✔ 最佳答案
(a)
Since the first row has 1 odd number, the second row has 2, the third row has 3 etc.
The last term of each row is given by: 1+2+3+...+n
1+2+3+...+n = n(n+1)/2
Therefore, the last term in the 6th row = 1+2+3+4+5+6 = 21, i.e. the last term in the 6th row is the 21th odd positive integer.

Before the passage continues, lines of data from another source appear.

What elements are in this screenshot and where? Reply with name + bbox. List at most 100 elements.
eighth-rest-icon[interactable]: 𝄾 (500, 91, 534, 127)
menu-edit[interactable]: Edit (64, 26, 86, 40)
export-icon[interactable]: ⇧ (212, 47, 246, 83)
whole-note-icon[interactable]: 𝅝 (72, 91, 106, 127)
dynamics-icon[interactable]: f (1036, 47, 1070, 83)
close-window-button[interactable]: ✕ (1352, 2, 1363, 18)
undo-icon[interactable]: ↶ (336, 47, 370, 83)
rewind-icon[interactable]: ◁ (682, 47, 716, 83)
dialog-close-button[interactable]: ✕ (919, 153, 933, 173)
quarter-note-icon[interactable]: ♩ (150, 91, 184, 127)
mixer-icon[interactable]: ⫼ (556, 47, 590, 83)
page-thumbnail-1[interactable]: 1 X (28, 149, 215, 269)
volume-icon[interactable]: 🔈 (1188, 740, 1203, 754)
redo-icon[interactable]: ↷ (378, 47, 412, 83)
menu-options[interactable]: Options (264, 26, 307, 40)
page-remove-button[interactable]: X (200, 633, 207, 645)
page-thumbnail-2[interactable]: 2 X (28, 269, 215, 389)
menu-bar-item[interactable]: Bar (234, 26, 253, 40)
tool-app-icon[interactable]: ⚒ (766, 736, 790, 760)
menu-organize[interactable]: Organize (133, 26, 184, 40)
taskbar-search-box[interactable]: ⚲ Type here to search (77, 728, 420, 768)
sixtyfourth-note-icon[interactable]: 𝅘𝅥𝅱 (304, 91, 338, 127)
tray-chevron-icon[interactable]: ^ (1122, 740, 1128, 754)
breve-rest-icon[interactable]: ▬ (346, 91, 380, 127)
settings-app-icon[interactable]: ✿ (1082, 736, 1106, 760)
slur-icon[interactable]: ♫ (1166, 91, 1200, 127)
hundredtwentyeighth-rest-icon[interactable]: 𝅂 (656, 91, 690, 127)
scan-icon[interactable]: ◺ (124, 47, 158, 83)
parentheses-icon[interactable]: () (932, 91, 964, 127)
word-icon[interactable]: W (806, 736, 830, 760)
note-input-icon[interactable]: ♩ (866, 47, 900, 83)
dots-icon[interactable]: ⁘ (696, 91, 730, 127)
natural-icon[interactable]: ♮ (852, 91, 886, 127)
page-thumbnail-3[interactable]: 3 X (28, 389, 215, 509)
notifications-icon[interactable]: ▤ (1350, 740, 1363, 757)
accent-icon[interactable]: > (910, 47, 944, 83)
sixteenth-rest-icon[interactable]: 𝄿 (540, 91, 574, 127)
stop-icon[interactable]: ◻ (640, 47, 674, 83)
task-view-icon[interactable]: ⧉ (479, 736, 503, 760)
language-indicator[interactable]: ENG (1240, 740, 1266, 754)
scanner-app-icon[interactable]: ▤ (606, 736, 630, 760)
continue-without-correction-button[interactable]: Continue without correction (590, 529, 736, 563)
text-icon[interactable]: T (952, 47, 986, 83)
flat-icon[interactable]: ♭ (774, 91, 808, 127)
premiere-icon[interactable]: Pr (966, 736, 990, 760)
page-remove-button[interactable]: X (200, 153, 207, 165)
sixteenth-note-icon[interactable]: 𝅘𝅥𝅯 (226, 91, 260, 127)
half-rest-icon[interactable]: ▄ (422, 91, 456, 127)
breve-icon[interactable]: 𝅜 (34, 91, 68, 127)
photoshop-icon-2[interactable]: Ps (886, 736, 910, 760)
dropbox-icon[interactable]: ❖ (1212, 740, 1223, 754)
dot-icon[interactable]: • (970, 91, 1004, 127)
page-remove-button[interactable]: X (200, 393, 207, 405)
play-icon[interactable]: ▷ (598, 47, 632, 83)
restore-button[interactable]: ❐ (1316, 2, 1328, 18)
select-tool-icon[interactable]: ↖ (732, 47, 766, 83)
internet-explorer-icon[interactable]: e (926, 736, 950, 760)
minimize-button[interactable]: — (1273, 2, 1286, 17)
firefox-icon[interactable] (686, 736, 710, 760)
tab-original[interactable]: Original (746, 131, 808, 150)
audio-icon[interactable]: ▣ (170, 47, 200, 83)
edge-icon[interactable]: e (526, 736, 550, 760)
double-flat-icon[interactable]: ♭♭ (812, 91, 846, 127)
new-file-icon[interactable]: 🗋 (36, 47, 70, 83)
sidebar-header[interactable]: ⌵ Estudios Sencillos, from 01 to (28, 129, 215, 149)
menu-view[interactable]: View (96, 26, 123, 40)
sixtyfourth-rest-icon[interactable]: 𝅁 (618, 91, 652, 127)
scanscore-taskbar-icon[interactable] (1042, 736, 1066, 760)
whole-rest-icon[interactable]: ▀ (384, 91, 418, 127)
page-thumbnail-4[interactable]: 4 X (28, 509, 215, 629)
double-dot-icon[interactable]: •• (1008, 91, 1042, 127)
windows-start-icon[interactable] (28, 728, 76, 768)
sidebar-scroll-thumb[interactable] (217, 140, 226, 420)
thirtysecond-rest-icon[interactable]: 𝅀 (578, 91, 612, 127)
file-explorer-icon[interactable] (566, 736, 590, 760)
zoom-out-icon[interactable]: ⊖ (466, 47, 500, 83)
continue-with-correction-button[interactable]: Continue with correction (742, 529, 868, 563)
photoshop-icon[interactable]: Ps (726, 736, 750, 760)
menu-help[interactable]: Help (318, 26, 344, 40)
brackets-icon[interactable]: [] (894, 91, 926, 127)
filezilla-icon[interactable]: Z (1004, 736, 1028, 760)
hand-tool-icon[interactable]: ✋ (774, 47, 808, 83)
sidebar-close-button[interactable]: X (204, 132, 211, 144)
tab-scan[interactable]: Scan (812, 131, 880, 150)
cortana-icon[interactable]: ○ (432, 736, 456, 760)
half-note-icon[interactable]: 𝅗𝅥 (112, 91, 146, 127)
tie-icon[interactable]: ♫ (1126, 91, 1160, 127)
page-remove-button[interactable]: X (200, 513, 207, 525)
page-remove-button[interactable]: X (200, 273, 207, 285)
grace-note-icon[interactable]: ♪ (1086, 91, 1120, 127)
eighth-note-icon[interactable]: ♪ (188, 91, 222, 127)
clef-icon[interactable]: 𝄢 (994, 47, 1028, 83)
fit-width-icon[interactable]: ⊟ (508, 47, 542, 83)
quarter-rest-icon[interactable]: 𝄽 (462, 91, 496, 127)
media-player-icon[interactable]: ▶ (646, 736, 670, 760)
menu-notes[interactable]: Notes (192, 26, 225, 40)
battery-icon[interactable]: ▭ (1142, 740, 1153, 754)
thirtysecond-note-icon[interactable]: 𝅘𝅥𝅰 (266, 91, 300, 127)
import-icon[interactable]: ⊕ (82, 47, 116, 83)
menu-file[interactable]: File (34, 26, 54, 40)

Similarly, the last term in the 7th row = 1+2+3+4+5+6+7 = 28, i.e. the last term in the 6th row is the 28th odd positive integer.
This shows that the 25th odd positive integer is in the 7th row.
(b)
2n-1 represents the nth term of odd positive integer
21(21+1)/2
=231
Therefore, the last term in the 21st row is the 231th term of odd positive integer.
The 19th integer in the 21st row is the 229th odd positive integer.
2(229)-1=457
Therefore, 457 is the 19th odd positive integer in the 21st row.
(c)
1001=2n-1
n=501
1001 is the 501st odd positive integer
The last term of the 32nd row=32(32+1)/2=528
Since the 32nd row has the 497th term to 528th term of odd positive integer, therefore the odd number 1001 is the 5th term in the 32nd row.